BREVES CONSIDERAÇÕES SOBRE O SEGURO-GARANTIA NA NOVA LEI DE LICITAÇÕES E CONTRATOS ADMINISTRATIVOS
I - INTRODUÇÃO
O presente texto, tem por objetivo fazer uma breve análise do tratamento dado pela Nova Lei de Licitações e Contratos (Lei nº 14.133/2021) acerca do seguro-garantia, mais especificamente da sua utilização como garantia dos contratos celebrados entre Administração Pública e o particular prestador do serviço, obra ou fornecimento, bem como destacar as principais diferenças em relação a legislação anterior, notadamente a Lei nº 8.666/93.
Com o advento da Lei nº 14.133/2021, analisando-se especificamente sobre as garantias contratuais, percebe-se nitidamente a maior relevância dada ao seguro-garantia comparativamente a anterior Lei de Licitações e Contratos nº 8.666/93.
É possível dizer também, ao se analisar sistematicamente a nova lei, que há pelo legislador uma preferência ao uso do seguro-garantia em relação a outras garantias, quais sejam: caução em dinheiro; títulos da dívida pública e; fiança bancária. Se não há a dita preferência, é inegável que a nova lei regula com muito mais detalhes o seguro-garantia.
Outro ponto que se verifica é que as companhias seguradoras passam a ocupar uma posição de maior destaque nas contratações públicas, como se detalhará mais adiante.
II – GARANTIAS DE EXECUÇÃO PREVISTAS NA LEI
Pois bem, feitas essas considerações iniciais, observe que o art. 96 da nova Lei de Licitações, a exemplo do que ocorria com a Lei nº 8.666/93, oferece ao contratado a opção por qualquer uma das 3 seguintes garantias contratuais:
I - caução em dinheiro ou em títulos da dívida pública emitidos sob a forma escritural, mediante registro em sistema centralizado de liquidação e de custódia autorizado pelo Banco Central do Brasil, e avaliados por seus valores econômicos, conforme definido pelo Ministério da Economia;
II - seguro-garantia;
III - fiança bancária emitida por banco ou instituição financeira devidamente autorizada a operar no País pelo Banco Central do Brasil.
III – DO SEGURO-GARANTIA: CARACTERÍSTICAS DIFERENCIAIS
Segundo o art. 97 da lei, o seguro-garantia “tem por objetivo garantir o fiel cumprimento das obrigações assumidas pelo contratado perante à Administração, inclusive as multas, os prejuízos e as indenizações decorrentes de inadimplemento”.
A apólice do seguro deve ter vigência suficiente a fazer frente a todo o tempo de duração do contrato, sendo necessário o endosso pela seguradora em casos de prorrogação ou qualquer outro fato que gere o aumento da vigência contratual (art. 97,I).
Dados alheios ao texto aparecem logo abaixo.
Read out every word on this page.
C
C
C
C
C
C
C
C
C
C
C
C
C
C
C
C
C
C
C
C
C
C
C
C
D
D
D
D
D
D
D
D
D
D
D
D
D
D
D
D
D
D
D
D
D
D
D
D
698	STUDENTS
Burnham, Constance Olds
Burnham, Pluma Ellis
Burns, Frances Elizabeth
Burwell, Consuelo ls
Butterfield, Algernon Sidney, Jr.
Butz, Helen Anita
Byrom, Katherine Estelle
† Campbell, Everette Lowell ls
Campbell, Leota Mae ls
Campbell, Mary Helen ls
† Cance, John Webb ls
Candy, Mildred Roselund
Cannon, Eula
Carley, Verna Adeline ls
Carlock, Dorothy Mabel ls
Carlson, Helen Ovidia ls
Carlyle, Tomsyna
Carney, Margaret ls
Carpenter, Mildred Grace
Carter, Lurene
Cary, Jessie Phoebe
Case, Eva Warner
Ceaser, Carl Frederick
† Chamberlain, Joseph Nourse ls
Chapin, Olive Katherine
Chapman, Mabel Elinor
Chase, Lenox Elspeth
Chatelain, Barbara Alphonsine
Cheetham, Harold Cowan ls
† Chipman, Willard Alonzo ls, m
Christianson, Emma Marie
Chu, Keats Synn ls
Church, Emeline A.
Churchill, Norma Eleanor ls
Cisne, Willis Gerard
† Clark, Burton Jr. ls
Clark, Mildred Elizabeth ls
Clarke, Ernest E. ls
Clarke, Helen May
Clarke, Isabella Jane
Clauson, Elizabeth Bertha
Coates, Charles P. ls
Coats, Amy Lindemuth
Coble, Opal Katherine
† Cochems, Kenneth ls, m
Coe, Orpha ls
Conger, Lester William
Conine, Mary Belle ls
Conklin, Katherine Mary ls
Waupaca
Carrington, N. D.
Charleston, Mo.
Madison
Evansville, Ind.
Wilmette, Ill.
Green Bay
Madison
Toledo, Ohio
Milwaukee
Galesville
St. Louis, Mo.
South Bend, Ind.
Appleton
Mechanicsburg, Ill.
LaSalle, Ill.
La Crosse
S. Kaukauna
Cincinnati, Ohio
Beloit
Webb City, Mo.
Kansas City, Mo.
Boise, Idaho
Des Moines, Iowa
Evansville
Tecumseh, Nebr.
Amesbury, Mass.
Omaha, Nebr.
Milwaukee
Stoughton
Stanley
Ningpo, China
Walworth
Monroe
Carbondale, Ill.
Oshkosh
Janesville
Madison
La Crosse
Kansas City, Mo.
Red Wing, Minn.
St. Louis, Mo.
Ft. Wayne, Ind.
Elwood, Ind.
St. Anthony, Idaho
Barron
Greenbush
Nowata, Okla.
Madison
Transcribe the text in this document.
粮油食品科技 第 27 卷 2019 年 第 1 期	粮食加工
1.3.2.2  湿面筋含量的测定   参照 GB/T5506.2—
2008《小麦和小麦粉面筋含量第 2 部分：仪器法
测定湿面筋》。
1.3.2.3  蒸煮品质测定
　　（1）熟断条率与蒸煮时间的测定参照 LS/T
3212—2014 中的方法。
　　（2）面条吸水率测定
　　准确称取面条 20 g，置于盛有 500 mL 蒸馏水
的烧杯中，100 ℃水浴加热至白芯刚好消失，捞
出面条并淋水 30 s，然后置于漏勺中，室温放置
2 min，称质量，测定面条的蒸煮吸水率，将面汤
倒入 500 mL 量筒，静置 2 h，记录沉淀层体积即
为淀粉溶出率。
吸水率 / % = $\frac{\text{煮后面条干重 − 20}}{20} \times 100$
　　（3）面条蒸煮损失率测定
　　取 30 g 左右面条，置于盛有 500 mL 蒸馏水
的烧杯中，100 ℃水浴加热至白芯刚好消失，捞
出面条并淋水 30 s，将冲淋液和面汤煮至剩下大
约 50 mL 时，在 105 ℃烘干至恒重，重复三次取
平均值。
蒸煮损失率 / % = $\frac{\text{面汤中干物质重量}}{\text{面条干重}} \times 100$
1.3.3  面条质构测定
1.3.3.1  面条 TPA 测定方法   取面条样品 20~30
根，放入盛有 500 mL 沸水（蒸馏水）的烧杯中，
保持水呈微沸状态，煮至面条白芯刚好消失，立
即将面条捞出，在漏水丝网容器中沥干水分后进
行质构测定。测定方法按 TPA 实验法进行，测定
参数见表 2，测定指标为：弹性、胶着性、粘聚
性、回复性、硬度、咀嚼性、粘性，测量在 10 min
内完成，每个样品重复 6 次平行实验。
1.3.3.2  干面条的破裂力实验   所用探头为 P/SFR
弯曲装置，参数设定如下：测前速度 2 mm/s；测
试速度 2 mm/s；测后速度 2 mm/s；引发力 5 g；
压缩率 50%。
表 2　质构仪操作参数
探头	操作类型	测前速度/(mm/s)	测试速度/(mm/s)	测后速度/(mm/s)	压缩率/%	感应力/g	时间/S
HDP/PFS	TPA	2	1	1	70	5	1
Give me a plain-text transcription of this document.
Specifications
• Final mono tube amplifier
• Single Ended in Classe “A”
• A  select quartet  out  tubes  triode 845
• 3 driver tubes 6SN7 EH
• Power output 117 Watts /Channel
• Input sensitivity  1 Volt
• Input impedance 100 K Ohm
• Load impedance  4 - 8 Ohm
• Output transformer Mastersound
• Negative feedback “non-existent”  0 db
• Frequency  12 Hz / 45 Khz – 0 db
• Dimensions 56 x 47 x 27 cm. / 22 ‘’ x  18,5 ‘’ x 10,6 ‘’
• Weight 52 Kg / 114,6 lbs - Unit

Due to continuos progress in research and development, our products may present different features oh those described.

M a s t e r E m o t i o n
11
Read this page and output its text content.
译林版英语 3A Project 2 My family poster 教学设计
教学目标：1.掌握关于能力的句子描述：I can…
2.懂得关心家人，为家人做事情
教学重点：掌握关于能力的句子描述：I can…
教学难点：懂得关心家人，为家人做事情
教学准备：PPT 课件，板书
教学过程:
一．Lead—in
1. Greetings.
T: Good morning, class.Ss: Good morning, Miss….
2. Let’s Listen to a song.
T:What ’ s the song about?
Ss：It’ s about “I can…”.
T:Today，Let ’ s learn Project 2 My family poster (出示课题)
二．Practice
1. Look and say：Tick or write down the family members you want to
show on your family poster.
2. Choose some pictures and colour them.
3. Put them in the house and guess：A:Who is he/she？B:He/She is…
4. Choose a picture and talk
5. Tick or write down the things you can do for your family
Para o caso de contratos que extrapolam o ano orçamentário, a exemplo dos de fornecimentos contínuos de bens e serviços, autoriza-se ao contratado a substituição da apólice do seguro-garantia na data de renovação ou aniversário, o que permite que o contratado busque opções mais vantajosas no mercado, especialmente com a redução dos valores gastos com prêmios.
IV – MANUTENÇÃO DA GARANTIA MESMO EM CASO DE NÃO PAGAMENTO DO PRÊMIO
Importante observar que o inciso II do art. 97 traz previsão que foge à prática comum do mercado de seguros ao dispor que o “seguro-garantia continuará em vigor mesmo se o contratado não tiver pagado o prêmio nas datas convencionadas”.
Vale lembrar que o pagamento do prêmio em dia é obrigação do tomador, no caso o contratado pela Administração, sendo que em ocorrência de sinistro cujo seguro possui prêmios não saldados, em regra, poderiam gerar a recusa do pagamento da indenização pela seguradora. No entanto, tal disposição legal foi devidamente recepcionada pela SUSEP através da Circular nº 662/2022, prevendo expressamente que “apólice continuará em vigor mesmo quando o tomador não houver pago o prêmio nas datas convencionadas”.
V – NOVOS LIMITES (OBRAS E SERVIÇOS DE GRANDE VULTO)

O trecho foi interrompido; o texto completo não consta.